My bench press and overhead press are laughable because I was working around a (non-lifting related) collarbone injury, but a lot of rear delt, trap and lat work with cables has helped with that. The next step in my journey is to keep pushing forward but bring those lifts up to where I want them to be.
I am currently running 531 BBS incorporating backwards sled drags and keg carries as accessories, along with some light lat work and vanity stuff for my arms. I'm not gonna sign up to T-nation and ask Jim's permission, I'm just gonna do it and see what happens. If it makes me bigger and stronger great, if not I'll change my approach.

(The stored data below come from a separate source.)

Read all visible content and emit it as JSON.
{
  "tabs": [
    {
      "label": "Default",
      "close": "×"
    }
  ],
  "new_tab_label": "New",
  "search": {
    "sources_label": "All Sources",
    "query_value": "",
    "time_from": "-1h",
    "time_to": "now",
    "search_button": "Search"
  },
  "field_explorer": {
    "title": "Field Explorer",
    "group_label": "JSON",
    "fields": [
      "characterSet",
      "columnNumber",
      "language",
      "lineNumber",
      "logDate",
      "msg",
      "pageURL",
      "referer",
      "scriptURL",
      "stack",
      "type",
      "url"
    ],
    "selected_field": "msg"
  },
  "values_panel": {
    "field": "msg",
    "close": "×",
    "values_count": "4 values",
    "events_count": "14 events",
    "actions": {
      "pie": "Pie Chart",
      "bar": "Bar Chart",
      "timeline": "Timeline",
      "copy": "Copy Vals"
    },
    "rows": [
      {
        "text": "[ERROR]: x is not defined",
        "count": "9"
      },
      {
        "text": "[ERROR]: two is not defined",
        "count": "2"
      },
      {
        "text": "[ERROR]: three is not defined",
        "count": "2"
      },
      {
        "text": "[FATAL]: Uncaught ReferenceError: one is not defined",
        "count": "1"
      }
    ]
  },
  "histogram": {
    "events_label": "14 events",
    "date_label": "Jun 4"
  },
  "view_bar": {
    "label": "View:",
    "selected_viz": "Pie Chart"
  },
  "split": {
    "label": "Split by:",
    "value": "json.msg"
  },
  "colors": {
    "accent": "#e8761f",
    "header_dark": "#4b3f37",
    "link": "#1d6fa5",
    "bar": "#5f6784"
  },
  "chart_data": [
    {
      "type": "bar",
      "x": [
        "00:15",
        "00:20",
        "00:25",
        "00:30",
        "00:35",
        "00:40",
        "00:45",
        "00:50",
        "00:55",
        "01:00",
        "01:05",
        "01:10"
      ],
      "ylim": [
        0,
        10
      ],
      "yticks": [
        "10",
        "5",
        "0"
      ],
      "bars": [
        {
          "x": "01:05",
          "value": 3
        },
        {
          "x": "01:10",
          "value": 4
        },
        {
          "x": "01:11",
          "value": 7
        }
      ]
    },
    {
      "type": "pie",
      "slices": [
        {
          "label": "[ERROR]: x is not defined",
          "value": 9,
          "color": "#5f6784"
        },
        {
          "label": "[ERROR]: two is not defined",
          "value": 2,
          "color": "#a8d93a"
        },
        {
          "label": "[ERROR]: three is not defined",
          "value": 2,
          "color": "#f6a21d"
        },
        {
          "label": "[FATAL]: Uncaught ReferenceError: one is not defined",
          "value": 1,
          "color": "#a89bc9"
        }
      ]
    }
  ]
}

My point is, I think there are 3 things someone can do to train if they want to be successful:
1. Pick something that's proven to have worked
2. Stick with it
3. Avoid the internet while points 1 and 2 are still relevant
Once you've had 6-12 months in the trenches, you should have read enough and practiced enough to have some idea of what does and doesn't work, and you should realise that you have the FREEDOM to decide how YOU WANT TO TRAIN. It's your dime and your body. Stop waiting for someone else to come along with the perfect routine - to paraphrase Dan John, just pick the damn thing up and put it overhead.
Dude, thank you SO much for writing all of this. It was like a blogpost in an of it's own. There's SO much value to what you wrote. So much to be said for just embracing something and going for it. Avoiding the net is huge too. Don't let information hold you back.